В эссе «Живое о живом» М. И. Цветаева называет Дмитриеву «Димитриевой», и это, по всей видимости, не опечатка, а отсылка к самозванному царевичу Димитрию, которого ученики гимназической преподавательницы Елизаветы Ивановны Дмитриевой называли, по словам Цветаевой своим любимым русским царем. Дмитриева — Димитриева стала, с легкой руки Волошина, самозванной испанской аристократкой Черубиной де Габриак, поэтому тема самозванчества доминирует в цветаевском описании поэтессы: «Из ее (Дмитриевой — Е. Р.) преподавательской жизни знаю только один случай, а именно вопрос школьникам попечителя округа: — Ну, кто же, дети, ваш любимый русский царь? — и единогласный ответ школьников: — Гришка Отрепьев!» [18, С. 206]. Отрепьевым Годунов велел называть таинственного человека, назвавшегося чудом спасенным царевичем Димитрием Ивановичем и правившего (хоть и очень недолго) Русью под именем царя Димитрия I. В поэтическом творчестве М. И. Цветаевой образы ее соименницы Марины Мнишек и царевича Димитрия (Лжедмитрия) занимают немаловажное место. Поэтому ее оговорка (описка) (не Дмитриева, а Димитриева) очень характерна. Более того, Цветаева связывает историю Черубины со своей, проецирует ее поэтический и жизненный образ на себя: обе поэтессы были в начале творческого пути тесно связаны с Волошиным, только Цветаева отказалась участвовать в мистификаторских экспериментах Максимилиана Александровича, а Дмитриева (вольно или невольно) вступила на путь самозванчества и тем самым погубила себя.

В конце жизни Н. С. Гумилёв называл Черубину де Габриак (Елизавету Дмитриеву) не иначе как «эта сумасшедшая женщина» и, по утверждению Анны Ахматовой, бледнел при одном упоминании имени своей былой возлюбленной. Слова о бледности — это, возможно, поэтическое преувеличение, тогда как реплику «Но я не говорил. Вы поверили словам той сумасшедшей женщины» [8, С. 207] подтверждает былой соперник Гумилёва — М. А. Волошин. Ко времени последней встречи былых дуэлянтов (1918 г., Феодосия) Волошин тоже успел изрядно разочароваться в даме, из-за которой стрелялся на дуэли с Гумилёвым. Да и сама она, некогда говорившая о Гумилёве и Волошине: «Хочу обоих! Зачем выбор?» [8, С. 60], — вышла замуж за «третьего», инженера Всеволода Васильева, который во время напряженных отношений Дмитриевой с Гумилёвым и Волошиным и попытки влюбить в себя редактора журнала «Аполлон» С. К. Маковского, числился женихом этой «роковой женщины».
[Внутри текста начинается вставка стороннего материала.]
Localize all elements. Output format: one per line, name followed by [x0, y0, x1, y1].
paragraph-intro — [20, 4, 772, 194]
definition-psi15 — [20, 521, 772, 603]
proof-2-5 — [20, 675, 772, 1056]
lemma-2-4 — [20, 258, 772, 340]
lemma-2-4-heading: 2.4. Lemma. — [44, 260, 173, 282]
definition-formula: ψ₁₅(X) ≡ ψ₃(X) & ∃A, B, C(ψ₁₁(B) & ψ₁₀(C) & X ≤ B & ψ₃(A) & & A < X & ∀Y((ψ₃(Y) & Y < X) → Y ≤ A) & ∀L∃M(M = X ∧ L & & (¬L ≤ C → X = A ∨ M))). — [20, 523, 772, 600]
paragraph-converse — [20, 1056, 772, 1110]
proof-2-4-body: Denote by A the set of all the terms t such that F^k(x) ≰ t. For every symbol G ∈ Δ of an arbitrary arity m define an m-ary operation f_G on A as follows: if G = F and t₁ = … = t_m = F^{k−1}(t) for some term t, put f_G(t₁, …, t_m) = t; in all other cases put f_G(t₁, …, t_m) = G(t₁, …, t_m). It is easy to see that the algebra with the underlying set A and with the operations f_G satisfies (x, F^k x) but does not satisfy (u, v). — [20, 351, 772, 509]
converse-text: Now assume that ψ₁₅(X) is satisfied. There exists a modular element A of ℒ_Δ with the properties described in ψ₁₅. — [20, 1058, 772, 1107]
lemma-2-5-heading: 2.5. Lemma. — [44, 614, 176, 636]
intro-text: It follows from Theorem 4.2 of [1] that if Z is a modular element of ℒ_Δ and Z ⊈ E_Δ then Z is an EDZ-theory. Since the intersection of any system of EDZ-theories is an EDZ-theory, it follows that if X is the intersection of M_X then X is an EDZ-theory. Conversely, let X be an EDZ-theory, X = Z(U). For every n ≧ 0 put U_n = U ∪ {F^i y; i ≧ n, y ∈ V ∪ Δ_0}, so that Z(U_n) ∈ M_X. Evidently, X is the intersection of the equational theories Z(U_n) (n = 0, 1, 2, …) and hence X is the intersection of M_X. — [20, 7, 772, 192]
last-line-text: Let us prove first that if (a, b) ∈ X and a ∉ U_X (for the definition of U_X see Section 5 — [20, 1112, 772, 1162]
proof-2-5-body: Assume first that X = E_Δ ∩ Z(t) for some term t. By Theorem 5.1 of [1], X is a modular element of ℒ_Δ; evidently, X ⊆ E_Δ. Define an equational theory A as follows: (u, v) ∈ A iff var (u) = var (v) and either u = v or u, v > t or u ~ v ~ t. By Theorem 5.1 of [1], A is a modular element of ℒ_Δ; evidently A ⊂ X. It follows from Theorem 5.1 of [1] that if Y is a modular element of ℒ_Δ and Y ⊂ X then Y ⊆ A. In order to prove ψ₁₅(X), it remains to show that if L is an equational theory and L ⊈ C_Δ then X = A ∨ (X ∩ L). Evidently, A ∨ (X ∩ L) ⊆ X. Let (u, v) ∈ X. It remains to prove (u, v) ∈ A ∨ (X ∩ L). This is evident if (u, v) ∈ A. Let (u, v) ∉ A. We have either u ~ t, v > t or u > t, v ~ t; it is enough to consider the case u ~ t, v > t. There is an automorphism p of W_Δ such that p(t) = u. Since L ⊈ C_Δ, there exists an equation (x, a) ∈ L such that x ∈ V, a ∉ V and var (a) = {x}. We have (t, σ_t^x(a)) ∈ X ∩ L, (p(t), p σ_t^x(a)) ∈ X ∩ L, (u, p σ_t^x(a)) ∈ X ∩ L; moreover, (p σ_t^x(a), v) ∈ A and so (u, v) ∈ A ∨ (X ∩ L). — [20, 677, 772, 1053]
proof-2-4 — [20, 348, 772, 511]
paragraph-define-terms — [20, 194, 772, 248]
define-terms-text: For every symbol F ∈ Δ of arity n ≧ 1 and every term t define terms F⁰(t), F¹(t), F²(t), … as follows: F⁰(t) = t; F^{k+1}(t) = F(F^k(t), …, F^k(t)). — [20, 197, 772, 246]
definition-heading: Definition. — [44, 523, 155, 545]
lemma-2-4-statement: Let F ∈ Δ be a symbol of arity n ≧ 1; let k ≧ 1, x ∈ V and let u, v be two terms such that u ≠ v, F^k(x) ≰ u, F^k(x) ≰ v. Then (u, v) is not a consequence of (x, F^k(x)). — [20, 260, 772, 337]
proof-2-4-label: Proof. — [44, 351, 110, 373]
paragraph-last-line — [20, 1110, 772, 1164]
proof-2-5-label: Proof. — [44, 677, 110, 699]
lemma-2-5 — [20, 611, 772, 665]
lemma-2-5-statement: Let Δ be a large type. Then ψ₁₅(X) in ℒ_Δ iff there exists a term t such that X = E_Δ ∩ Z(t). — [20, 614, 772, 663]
Известно, что конквистадор и колдунья — Н. Гумилёв и поэтесса Елизавета Дмитриева (будущая Черубина де Габриак) — познакомились в Париже. Николай Степанович посетил Париж, находясь в угнетенном душевном состоянии, из-за очередного отказа Анны Горенко, будущей Ахматовой. Но, помимо этого, поэт приехал слушать лекции в Сорбонне.

Первое пребывание Гумилёва во Франции относится к 1906-1908 гг. и связано с изучением средневековой французской литературы в Сорбонне, вольнослушателем которой являлся поэт. Период 1906-1908 гг. связан также с литературным ученичеством Гумилёва, с постижением эстетики французского средневековья, отраженной в литературных и архитектурных памятниках, с прикосновением к культуре французского символизма.

«Странная судьба Николая Степановича; 8-й и 18-й годы в Париже, и оба раз так любил — до попыток самоубийства. И оба раза потом в Крыму был. Странная судьба: кругами, кругами… Как коршун!» [11 165], — восклицала А. Ахматова. Однако, если второй парижский период (1917-1918 гг.) достаточно изучен, то первый (1907-1908  гг.) еще не исследован в должной мере. Несмотря на то, что событийная канва пребывания Гумилёва в Париже в 1907-1908 гг. зафиксирована в письмах к В.Я. Брюсову и другим конфидентам поэта, ранний парижский период таит в себе немало загадок.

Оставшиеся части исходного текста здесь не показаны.